D’une même voix nous la remercions en sautillant sur place. Seulement, il ne fallait pas crier victoire si vite. Il nous fallait des oiseaux rapidement, en fait, d’ici la fin de journée ce qui ne laissait plus beaucoup de temps.

- On pourrait en attraper maintenant s’il-te-plaitttttttttttttttttttt?

La jeune servante ne pue s’empêcher de rire en nous voyant la supplier ainsi.

- Et bien je suppose que oui, mais il faudrait préparer l’une des cages, la nettoyer (…)

S’il n’y avait que cela pour pouvoir passer nos nuits ensemble sans risquer de se faire prendre, nous étions prêts à le faire immédiatement. Sans lui laisser le temps de terminer sa phrase :

- Nous pouvons nous occuper de la cage! Alors que les oiseaux ils s’enfuiront si nous essayons de les prendre.
- Très bien, allons voir ce qu’il y a dans la réserve. Vous choisirez celle qui vous plaira pour votre chambre puis nous en prendrons une autre pour que je puisse attraper et y déposer les petits oiseaux en attendant que vous finissiez de préparer la votre.

Nous choisissons notre cage avec grand soin, plus elle sera propre, moins nous aurons de travail pour la nettoyer. La servante s’empare quant à elle de la première en vue puis nous laisse à notre choix.

Après avoir tout remué, dérangé tout ce qui pouvait être rangé, nous trouvons enfin notre bonheur. Il ne nous manque plus que de l’eau et de quoi frotter, chose que nous nous empressons de faire. Nettoyer un objet c’est amusant, un peu comme lorsque l’on prend notre bain. Il y a de l’eau alors nous pouvons jouer avec, il serait dommage de s’en priver.

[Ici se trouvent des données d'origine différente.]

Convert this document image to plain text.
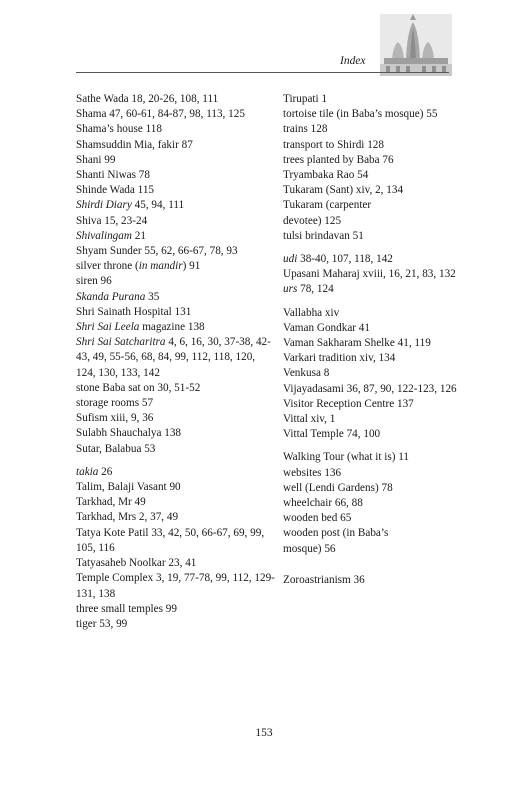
Index
Sathe Wada 18, 20-26, 108, 111
Shama 47, 60-61, 84-87, 98, 113, 125
Shama’s house 118
Shamsuddin Mia, fakir 87
Shani 99
Shanti Niwas 78
Shinde Wada 115
Shirdi Diary 45, 94, 111
Shiva 15, 23-24
Shivalingam 21
Shyam Sunder 55, 62, 66-67, 78, 93
silver throne (in mandir) 91
siren 96
Skanda Purana 35
Shri Sainath Hospital 131
Shri Sai Leela magazine 138
Shri Sai Satcharitra 4, 6, 16, 30, 37-38, 42-43, 49, 55-56, 68, 84, 99, 112, 118, 120, 124, 130, 133, 142
stone Baba sat on 30, 51-52
storage rooms 57
Sufism xiii, 9, 36
Sulabh Shauchalya 138
Sutar, Balabua 53
takia 26
Talim, Balaji Vasant 90
Tarkhad, Mr 49
Tarkhad, Mrs 2, 37, 49
Tatya Kote Patil 33, 42, 50, 66-67, 69, 99, 105, 116
Tatyasaheb Noolkar 23, 41
Temple Complex 3, 19, 77-78, 99, 112, 129-131, 138
three small temples 99
tiger 53, 99
Tirupati 1
tortoise tile (in Baba’s mosque) 55
trains 128
transport to Shirdi 128
trees planted by Baba 76
Tryambaka Rao 54
Tukaram (Sant) xiv, 2, 134
Tukaram (carpenter
devotee) 125
tulsi brindavan 51
udi 38-40, 107, 118, 142
Upasani Maharaj xviii, 16, 21, 83, 132
urs 78, 124
Vallabha xiv
Vaman Gondkar 41
Vaman Sakharam Shelke 41, 119
Varkari tradition xiv, 134
Venkusa 8
Vijayadasami 36, 87, 90, 122-123, 126
Visitor Reception Centre 137
Vittal xiv, 1
Vittal Temple 74, 100
Walking Tour (what it is) 11
websites 136
well (Lendi Gardens) 78
wheelchair 66, 88
wooden bed 65
wooden post (in Baba’s
mosque) 56
Zoroastrianism 36
153
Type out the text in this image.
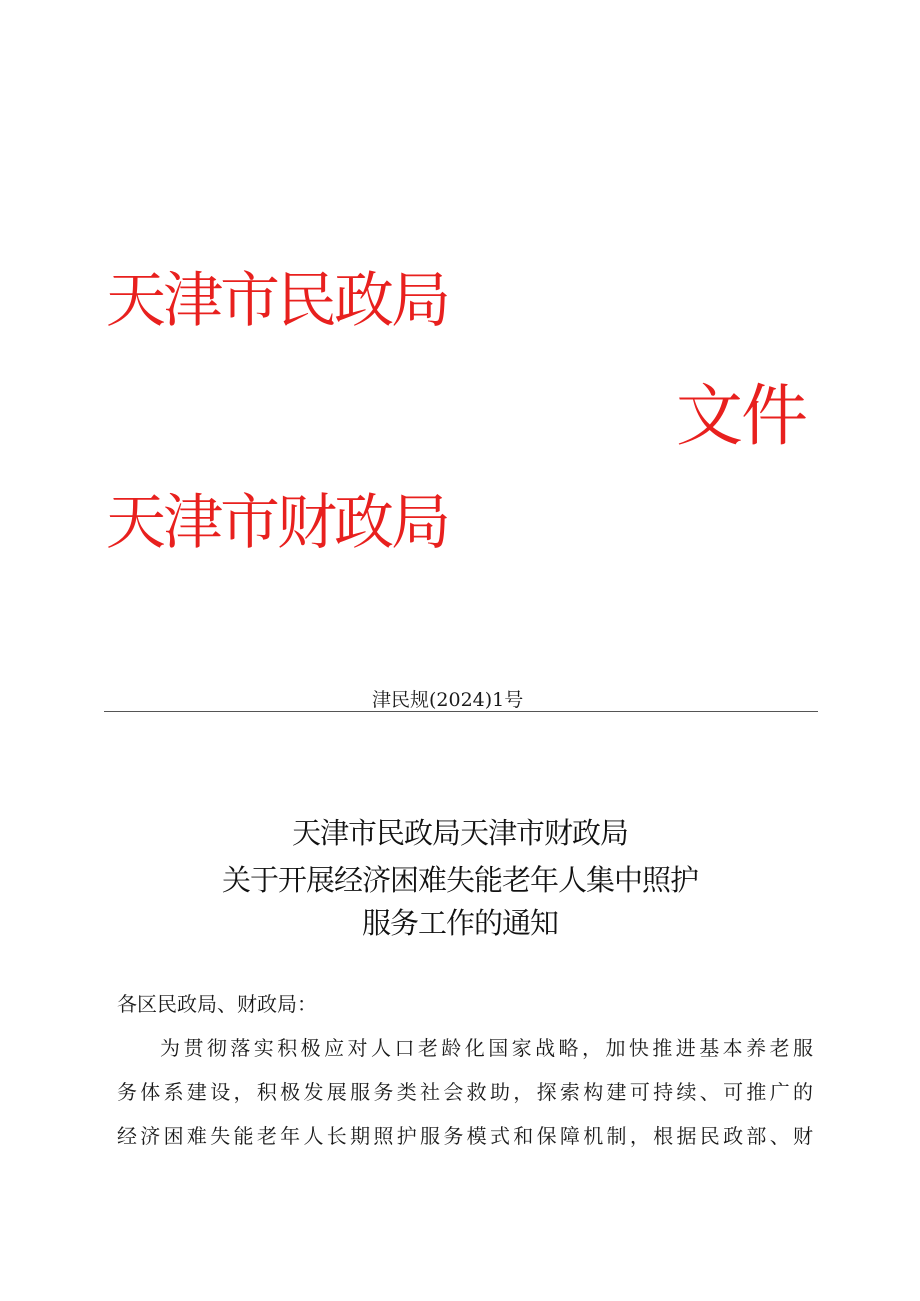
天津市民政局
文件
天津市财政局
津民规(2024)1号
天津市民政局天津市财政局
关于开展经济困难失能老年人集中照护
服务工作的通知
各区民政局、财政局：
为贯彻落实积极应对人口老龄化国家战略，加快推进基本养老服
务体系建设，积极发展服务类社会救助，探索构建可持续、可推广的
经济困难失能老年人长期照护服务模式和保障机制，根据民政部、财
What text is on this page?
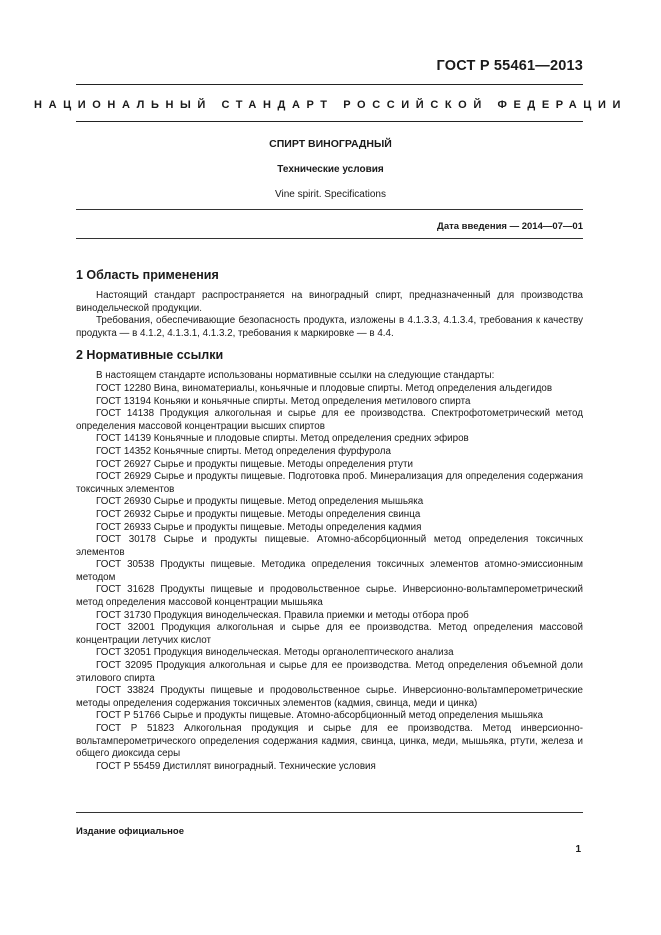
ГОСТ Р 55461—2013
НАЦИОНАЛЬНЫЙ СТАНДАРТ РОССИЙСКОЙ ФЕДЕРАЦИИ
СПИРТ ВИНОГРАДНЫЙ
Технические условия
Vine spirit. Specifications
Дата введения — 2014—07—01
1 Область применения

Настоящий стандарт распространяется на виноградный спирт, предназначенный для производства винодельческой продукции.

Требования, обеспечивающие безопасность продукта, изложены в 4.1.3.3, 4.1.3.4, требования к качеству продукта — в 4.1.2, 4.1.3.1, 4.1.3.2, требования к маркировке — в 4.4.

2 Нормативные ссылки

В настоящем стандарте использованы нормативные ссылки на следующие стандарты:

ГОСТ 12280 Вина, виноматериалы, коньячные и плодовые спирты. Метод определения альдегидов
ГОСТ 13194 Коньяки и коньячные спирты. Метод определения метилового спирта
ГОСТ 14138 Продукция алкогольная и сырье для ее производства. Спектрофотометрический метод определения массовой концентрации высших спиртов
ГОСТ 14139 Коньячные и плодовые спирты. Метод определения средних эфиров
ГОСТ 14352 Коньячные спирты. Метод определения фурфурола
ГОСТ 26927 Сырье и продукты пищевые. Методы определения ртути
ГОСТ 26929 Сырье и продукты пищевые. Подготовка проб. Минерализация для определения содержания токсичных элементов
ГОСТ 26930 Сырье и продукты пищевые. Метод определения мышьяка
ГОСТ 26932 Сырье и продукты пищевые. Методы определения свинца
ГОСТ 26933 Сырье и продукты пищевые. Методы определения кадмия
ГОСТ 30178 Сырье и продукты пищевые. Атомно-абсорбционный метод определения токсичных элементов
ГОСТ 30538 Продукты пищевые. Методика определения токсичных элементов атомно-эмиссионным методом
ГОСТ 31628 Продукты пищевые и продовольственное сырье. Инверсионно-вольтамперометрический метод определения массовой концентрации мышьяка
ГОСТ 31730 Продукция винодельческая. Правила приемки и методы отбора проб
ГОСТ 32001 Продукция алкогольная и сырье для ее производства. Метод определения массовой концентрации летучих кислот
ГОСТ 32051 Продукция винодельческая. Методы органолептического анализа
ГОСТ 32095 Продукция алкогольная и сырье для ее производства. Метод определения объемной доли этилового спирта
ГОСТ 33824 Продукты пищевые и продовольственное сырье. Инверсионно-вольтамперометрические методы определения содержания токсичных элементов (кадмия, свинца, меди и цинка)
ГОСТ Р 51766 Сырье и продукты пищевые. Атомно-абсорбционный метод определения мышьяка
ГОСТ Р 51823 Алкогольная продукция и сырье для ее производства. Метод инверсионно-вольтамперометрического определения содержания кадмия, свинца, цинка, меди, мышьяка, ртути, железа и общего диоксида серы
ГОСТ Р 55459 Дистиллят виноградный. Технические условия
Издание официальное
1
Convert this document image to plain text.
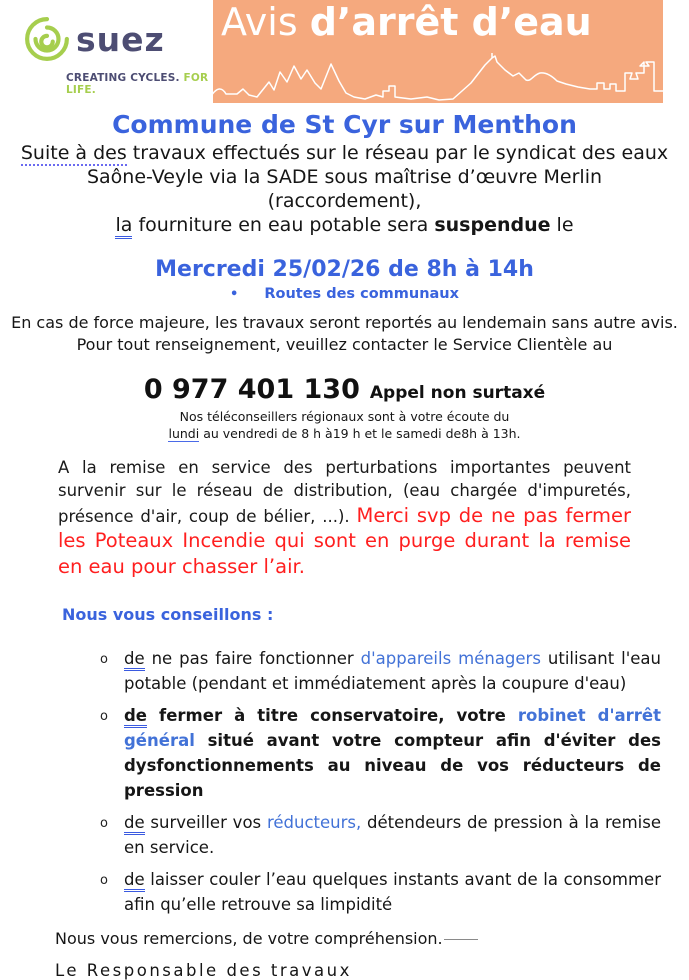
suez
CREATING CYCLES. FOR LIFE.
Avis d’arrêt d’eau
Commune de St Cyr sur Menthon
Suite à des travaux effectués sur le réseau par le syndicat des eaux
Saône-Veyle via la SADE sous maîtrise d’œuvre Merlin
(raccordement),
la fourniture en eau potable sera suspendue le
Mercredi 25/02/26 de 8h à 14h
• Routes des communaux
En cas de force majeure, les travaux seront reportés au lendemain sans autre avis.
Pour tout renseignement, veuillez contacter le Service Clientèle au
0 977 401 130 Appel non surtaxé
Nos téléconseillers régionaux sont à votre écoute du
lundi au vendredi de 8 h à19 h et le samedi de8h à 13h.
A la remise en service des perturbations importantes peuvent survenir sur le réseau de distribution, (eau chargée d'impuretés, présence d'air, coup de bélier, ...). Merci svp de ne pas fermer les Poteaux Incendie qui sont en purge durant la remise en eau pour chasser l’air.
Nous vous conseillons :
o de ne pas faire fonctionner d'appareils ménagers utilisant l'eau potable (pendant et immédiatement après la coupure d'eau)
o de fermer à titre conservatoire, votre robinet d'arrêt général situé avant votre compteur afin d'éviter des dysfonctionnements au niveau de vos réducteurs de pression
o de surveiller vos réducteurs, détendeurs de pression à la remise en service.
o de laisser couler l’eau quelques instants avant de la consommer afin qu’elle retrouve sa limpidité
Nous vous remercions, de votre compréhension.
Le Responsable des travaux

Au bout d’un long moment, la servante nous rejoint, la cage remplie de 4 petites oiseaux. Voyant notre état pour le moins trempé, elle nous regarde amusée. Alors qu’elle s’approche, nous lui envoyons toute l’eau que nous pouvons. Visiblement, les oiseaux n’apprécient pas tellement, voyant leur excitation, nous nous calmons aussitôt.

La cage est prête, les oiseaux sont là et le soir arrive, nous poussons un petit soupire de soulagement. Cette nuit, nous pourrons nous endormir ensemble sans risque.